Como te digo una cosa te digo la otra: desde que se aprobó la ley de acceso a la información pública, que consagra un derecho del ciudadano largamente reclamado, aquellos que la impulsaron y la votaron trabajan, sin prisa y sin pausa, para debilitarla y limitarla, para que la transparencia que se pretendió consagrar se desdibuje detrás de velos que extiende la opacidad. O el gobernante se arrepintió o su voluntad es voluble y caprichosa.
En una suerte de acción y reacción perversa –podría decirse maquiavélica–, los reclamos por conocer los detalles de las políticas públicas –y sobre todo sus resultados, para confrontar intenciones con hechos– tropiezan con la resistencia de los funcionarios; el abanico de justificaciones –interpretación de otras normas, la ley de hábeas data, por ejemplo; la formidable batería de secretos: bancario, judicial, registral et al, o la simple voluntad secretista del administrador que trata de interpretar lo que el superior hubiera querido– borran con el codo lo que se escribió con la mano.

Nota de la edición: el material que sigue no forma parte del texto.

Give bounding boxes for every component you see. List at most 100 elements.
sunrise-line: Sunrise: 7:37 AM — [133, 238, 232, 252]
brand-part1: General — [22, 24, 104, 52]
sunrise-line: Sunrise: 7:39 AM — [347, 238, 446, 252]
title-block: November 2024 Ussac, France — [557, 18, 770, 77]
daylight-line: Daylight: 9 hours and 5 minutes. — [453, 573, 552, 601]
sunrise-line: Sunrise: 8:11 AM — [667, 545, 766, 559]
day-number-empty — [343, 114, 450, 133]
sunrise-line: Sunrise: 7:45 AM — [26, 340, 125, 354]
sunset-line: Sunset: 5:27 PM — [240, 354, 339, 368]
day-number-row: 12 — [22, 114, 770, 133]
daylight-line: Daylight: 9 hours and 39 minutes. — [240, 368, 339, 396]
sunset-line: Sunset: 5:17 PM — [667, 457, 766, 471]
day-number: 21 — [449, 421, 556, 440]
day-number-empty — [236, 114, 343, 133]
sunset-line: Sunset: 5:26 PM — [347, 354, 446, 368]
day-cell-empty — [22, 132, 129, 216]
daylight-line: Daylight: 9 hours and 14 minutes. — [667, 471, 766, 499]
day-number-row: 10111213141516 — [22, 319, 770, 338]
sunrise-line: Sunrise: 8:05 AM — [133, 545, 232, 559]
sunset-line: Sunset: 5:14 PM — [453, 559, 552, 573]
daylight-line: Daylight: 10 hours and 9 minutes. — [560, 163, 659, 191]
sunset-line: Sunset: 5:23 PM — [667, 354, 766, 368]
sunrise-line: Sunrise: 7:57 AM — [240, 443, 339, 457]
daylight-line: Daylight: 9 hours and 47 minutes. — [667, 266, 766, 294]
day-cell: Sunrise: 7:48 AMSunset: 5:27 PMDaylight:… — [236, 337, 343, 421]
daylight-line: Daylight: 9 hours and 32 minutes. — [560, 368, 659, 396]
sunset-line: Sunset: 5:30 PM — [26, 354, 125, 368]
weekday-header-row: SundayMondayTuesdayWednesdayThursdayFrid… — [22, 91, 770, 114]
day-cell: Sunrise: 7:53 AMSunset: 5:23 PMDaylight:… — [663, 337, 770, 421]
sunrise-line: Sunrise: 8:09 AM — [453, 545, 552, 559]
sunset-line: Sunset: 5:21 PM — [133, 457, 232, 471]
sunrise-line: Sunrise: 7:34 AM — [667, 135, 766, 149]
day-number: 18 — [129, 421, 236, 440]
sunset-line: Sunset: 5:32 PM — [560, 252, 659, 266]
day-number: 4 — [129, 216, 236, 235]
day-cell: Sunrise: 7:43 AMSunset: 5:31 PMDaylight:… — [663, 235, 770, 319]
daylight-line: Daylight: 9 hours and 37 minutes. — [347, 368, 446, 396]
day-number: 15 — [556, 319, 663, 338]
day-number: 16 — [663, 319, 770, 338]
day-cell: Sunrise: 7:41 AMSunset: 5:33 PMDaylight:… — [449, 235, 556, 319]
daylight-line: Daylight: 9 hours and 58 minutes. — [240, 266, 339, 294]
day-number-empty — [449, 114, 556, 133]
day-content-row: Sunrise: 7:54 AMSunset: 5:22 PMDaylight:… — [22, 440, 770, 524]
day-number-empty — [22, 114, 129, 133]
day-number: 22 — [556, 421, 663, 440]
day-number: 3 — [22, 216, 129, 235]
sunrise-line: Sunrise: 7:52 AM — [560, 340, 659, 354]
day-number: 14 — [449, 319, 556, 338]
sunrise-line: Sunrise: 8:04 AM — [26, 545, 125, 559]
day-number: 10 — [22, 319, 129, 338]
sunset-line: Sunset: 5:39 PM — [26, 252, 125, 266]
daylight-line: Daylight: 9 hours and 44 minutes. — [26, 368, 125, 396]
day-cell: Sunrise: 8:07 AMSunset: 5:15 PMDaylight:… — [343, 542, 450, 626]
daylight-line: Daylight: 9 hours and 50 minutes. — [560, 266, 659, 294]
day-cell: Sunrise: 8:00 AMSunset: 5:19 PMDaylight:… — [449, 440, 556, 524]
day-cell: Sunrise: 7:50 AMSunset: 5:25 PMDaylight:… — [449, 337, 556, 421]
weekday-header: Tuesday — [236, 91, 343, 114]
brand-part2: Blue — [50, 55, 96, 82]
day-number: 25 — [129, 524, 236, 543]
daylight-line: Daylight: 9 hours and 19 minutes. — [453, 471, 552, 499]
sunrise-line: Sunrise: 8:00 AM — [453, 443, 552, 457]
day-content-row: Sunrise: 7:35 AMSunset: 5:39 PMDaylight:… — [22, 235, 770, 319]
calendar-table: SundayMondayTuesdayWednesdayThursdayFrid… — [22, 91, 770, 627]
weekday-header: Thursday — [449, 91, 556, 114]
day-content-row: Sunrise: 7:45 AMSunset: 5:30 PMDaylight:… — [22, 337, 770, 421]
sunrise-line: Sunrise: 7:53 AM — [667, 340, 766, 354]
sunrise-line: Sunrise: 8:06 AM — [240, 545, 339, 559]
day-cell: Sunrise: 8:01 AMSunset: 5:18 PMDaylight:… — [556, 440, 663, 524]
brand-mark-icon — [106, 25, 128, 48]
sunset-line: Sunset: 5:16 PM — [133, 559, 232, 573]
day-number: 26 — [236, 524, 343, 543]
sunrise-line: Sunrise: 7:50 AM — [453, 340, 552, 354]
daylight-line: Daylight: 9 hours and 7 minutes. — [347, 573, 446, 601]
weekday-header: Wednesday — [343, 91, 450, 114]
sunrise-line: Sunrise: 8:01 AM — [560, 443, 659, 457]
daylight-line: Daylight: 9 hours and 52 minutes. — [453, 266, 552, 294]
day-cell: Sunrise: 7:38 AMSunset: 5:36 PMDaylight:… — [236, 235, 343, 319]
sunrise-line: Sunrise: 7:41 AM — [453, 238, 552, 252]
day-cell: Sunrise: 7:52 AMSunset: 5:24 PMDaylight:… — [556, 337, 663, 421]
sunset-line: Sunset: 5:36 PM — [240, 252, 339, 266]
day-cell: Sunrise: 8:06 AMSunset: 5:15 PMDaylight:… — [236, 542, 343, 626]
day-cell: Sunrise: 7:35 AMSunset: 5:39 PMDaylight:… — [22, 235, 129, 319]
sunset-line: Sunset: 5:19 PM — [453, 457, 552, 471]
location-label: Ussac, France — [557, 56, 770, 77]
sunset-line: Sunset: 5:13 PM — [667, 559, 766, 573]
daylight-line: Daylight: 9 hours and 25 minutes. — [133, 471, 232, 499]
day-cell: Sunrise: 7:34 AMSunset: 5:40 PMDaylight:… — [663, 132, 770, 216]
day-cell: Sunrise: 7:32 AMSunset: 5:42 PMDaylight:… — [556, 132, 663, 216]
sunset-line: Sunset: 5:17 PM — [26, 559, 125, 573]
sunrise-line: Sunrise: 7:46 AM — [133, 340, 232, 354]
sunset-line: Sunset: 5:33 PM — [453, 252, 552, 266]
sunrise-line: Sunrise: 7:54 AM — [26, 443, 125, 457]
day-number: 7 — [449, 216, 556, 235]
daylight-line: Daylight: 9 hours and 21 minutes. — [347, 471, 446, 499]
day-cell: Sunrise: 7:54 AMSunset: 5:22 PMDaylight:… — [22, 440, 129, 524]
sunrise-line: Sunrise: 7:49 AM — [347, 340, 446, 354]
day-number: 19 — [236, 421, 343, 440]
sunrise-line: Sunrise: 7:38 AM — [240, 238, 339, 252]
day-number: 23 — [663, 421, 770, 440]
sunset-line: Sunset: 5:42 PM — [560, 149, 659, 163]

La inmensa mayoría de los organismos públicos incumple la norma que los obliga a informar sobre los pedidos de acceso que han recibido y cuáles son las respuestas a esos pedidos. Salvo algunas excepciones meritorias, la información solicitada es ignorada o parcialmente entregada; la unidad que controla la aplicación de la ley de acceso a la información ni siquiera sabe cuántos pedidos ha recibido al cabo del año cada unidad de gobierno, nacional o departamental porque, entre otras cosas, no ha sido dotada con los recursos necesarios para ejercer ese control. Ello ocurrió con la información sobre delitos de lesa humanidad, invariablemente negada pese a que la ley establece que los organismos demandados no podrán invocar ninguna reserva.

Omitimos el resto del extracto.